Empresas que pretendem importar ou comercializar produtos no Brasil frequentemente se deparam com três termos que costumam gerar dúvidas: certificação, homologação e registro.
Embora muitas pessoas utilizem essas expressões como sinônimos, elas representam procedimentos diferentes, conduzidos por órgãos distintos e aplicados conforme a categoria do produto.
Compreender essa diferença é importante para evitar atrasos no planejamento da importação, custos desnecessários e problemas durante a regularização.
Neste artigo, você entenderá o que significa cada procedimento e quais são as principais diferenças entre certificação, homologação e registro.
O que é certificação de produtos?
A certificação é o procedimento por meio do qual um produto é submetido à avaliação da conformidade para verificar se atende aos requisitos estabelecidos em um regulamento técnico.
No Brasil, grande parte das certificações compulsórias é coordenada pelo Inmetro e realizada por Organismos de Certificação de Produto (OCPs) acreditados pela Coordenação-Geral de Acreditação (Cgcre).
Dependendo do regulamento aplicável, o processo pode envolver análise documental, ensaios laboratoriais, auditorias do sistema de gestão da qualidade, inspeções e avaliações periódicas para manutenção da certificação.
A certificação não é exigida para todos os produtos.
Ela se aplica apenas às categorias regulamentadas, como brinquedos, eletrodomésticos, artigos escolares, panelas, colchões, equipamentos elétricos e diversos outros produtos sujeitos aos Regulamentos de Avaliação da Conformidade do Inmetro.
O que é homologação?
A homologação é o procedimento utilizado pela Agência Nacional de Telecomunicações (Anatel) para autorizar a comercialização de produtos de telecomunicações no Brasil.
Antes da homologação, o equipamento passa por uma avaliação da conformidade realizada por um Organismo de Certificação Designado (OCD).
Após a emissão do certificado, a documentação é encaminhada à Anatel, que realiza a análise e concede a homologação do produto.
Somente após essa etapa o equipamento poderá ser comercializado regularmente.
Esse procedimento é aplicado a produtos como:
- celulares;
- roteadores;
- modems;
- antenas;
- rádios;
- equipamentos Wi-Fi;
- dispositivos Bluetooth;
- produtos IoT;
- equipamentos de radiofrequência.
Embora também exista uma etapa de certificação, o documento emitido pelo organismo certificador não substitui a homologação da Anatel.
O que é registro de produtos?
O registro é um ato administrativo realizado por um órgão regulador para autorizar a disponibilização de determinado produto no mercado.
Dependendo da categoria do produto, o registro pode ser realizado por diferentes órgãos reguladores.
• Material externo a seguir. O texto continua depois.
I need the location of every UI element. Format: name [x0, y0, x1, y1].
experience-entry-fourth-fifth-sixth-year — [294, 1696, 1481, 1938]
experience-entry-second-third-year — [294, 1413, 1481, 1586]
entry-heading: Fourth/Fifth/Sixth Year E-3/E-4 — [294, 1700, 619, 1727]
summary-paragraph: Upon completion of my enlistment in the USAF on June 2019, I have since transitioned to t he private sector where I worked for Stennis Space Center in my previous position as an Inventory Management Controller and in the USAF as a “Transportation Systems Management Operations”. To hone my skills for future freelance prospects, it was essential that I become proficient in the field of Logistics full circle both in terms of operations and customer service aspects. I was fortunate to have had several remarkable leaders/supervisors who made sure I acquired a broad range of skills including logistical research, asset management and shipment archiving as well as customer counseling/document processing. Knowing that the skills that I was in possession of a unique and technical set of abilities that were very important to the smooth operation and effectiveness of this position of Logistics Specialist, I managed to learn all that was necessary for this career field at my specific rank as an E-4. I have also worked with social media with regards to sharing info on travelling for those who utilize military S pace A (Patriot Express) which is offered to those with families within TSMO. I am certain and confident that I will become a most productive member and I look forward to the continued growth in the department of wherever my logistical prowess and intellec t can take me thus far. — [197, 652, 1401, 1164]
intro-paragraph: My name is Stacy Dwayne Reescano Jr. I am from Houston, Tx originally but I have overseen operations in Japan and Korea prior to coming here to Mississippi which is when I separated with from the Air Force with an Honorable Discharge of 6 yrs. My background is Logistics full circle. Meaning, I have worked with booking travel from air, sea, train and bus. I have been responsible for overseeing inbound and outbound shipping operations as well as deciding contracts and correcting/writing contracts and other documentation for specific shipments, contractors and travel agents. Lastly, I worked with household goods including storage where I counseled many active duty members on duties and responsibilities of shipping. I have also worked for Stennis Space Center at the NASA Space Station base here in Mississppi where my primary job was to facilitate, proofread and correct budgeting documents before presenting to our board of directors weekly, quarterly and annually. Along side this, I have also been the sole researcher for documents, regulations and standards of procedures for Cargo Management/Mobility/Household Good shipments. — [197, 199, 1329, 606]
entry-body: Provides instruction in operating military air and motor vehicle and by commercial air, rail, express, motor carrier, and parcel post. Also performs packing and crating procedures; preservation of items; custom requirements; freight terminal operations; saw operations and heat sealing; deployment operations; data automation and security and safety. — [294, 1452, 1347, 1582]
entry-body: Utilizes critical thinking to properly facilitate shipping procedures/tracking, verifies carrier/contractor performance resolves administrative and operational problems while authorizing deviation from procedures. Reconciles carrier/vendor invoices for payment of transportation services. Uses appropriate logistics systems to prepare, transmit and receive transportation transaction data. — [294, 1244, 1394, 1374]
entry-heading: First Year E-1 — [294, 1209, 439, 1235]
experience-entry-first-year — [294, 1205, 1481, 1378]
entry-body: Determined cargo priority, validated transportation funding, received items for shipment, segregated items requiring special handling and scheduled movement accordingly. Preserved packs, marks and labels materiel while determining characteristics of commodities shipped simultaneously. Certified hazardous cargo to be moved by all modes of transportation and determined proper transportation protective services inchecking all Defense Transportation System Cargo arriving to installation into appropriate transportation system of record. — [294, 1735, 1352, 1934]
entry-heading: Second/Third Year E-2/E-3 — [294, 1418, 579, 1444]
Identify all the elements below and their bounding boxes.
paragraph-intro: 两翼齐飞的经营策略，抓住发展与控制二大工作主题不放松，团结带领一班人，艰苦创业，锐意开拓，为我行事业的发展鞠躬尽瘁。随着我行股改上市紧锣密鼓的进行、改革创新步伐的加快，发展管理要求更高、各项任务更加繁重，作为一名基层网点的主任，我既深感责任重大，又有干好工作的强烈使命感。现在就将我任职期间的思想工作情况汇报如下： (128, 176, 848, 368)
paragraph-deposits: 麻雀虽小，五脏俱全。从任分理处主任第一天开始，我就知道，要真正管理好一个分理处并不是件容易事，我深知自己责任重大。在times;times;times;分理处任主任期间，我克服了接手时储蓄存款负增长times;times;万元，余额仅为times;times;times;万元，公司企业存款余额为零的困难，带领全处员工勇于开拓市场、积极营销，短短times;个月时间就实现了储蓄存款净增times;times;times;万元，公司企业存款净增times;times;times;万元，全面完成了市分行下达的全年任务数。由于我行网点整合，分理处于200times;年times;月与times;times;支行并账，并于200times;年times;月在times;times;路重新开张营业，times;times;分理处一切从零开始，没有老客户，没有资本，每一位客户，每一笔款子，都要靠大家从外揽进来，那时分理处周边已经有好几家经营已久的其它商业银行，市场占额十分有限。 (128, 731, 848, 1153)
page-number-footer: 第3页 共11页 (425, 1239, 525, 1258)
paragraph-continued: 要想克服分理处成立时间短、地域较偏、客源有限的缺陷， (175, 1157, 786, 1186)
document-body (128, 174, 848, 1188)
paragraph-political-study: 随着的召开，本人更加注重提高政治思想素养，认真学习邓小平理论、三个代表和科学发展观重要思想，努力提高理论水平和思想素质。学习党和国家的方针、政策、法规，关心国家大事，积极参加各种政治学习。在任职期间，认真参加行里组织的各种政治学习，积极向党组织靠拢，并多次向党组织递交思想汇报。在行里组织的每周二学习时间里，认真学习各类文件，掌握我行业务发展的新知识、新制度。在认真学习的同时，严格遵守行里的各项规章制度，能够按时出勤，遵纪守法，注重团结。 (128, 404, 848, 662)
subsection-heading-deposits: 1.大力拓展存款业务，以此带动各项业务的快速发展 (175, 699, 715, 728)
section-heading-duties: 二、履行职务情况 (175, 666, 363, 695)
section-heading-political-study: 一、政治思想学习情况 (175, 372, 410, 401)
No Brasil, esse procedimento existe, por exemplo, no Inmetro e na Anvisa, cada um com regras, objetivos e requisitos próprios. Por isso, a palavra “registro” pode ter significados diferentes conforme o setor regulado.
No âmbito do Inmetro, diversos produtos certificados também precisam ser registrados antes de serem comercializados.
O registro reúne informações como fabricante, modelos abrangidos, certificado de conformidade e demais documentos exigidos pelo regulamento aplicável.
Em outros órgãos, como a Anvisa, o termo registro também é utilizado, mas com finalidade e procedimentos diferentes.
Por isso, sempre é importante identificar qual órgão regulamenta o produto antes de iniciar o processo.
Certificação, homologação e registro são a mesma coisa?
Não.
Embora estejam relacionados à regularização de produtos, cada procedimento possui finalidade própria.
A certificação verifica se o produto atende aos requisitos técnicos previstos no regulamento.
A homologação é o ato administrativo da Anatel que autoriza a comercialização de equipamentos de telecomunicações certificados.
Já o registro é a autorização concedida pelo órgão competente para disponibilizar determinados produtos no mercado, quando essa etapa é prevista na regulamentação.
Na prática, um mesmo produto pode estar sujeito apenas à certificação, apenas à homologação ou exigir certificação seguida de registro, dependendo do regulamento aplicável.
Exemplos Práticos:
Alguns exemplos ajudam a compreender essas diferenças.
Um brinquedo infantil comercializado no Brasil precisa ser certificado conforme o regulamento do Inmetro. Dependendo da categoria, também poderá exigir registro antes da comercialização.
Um roteador Wi-Fi deve ser certificado por um Organismo de Certificação Designado e posteriormente homologado pela Anatel.
Uma panela metálica sujeita ao regulamento específico do Inmetro passa pelo processo de certificação antes de sua comercialização.
Já um medicamento segue procedimentos próprios da Anvisa e pode depender de registro sanitário antes de ser disponibilizado ao consumidor.
Esses exemplos demonstram que a regularização depende sempre da categoria do produto e do órgão responsável.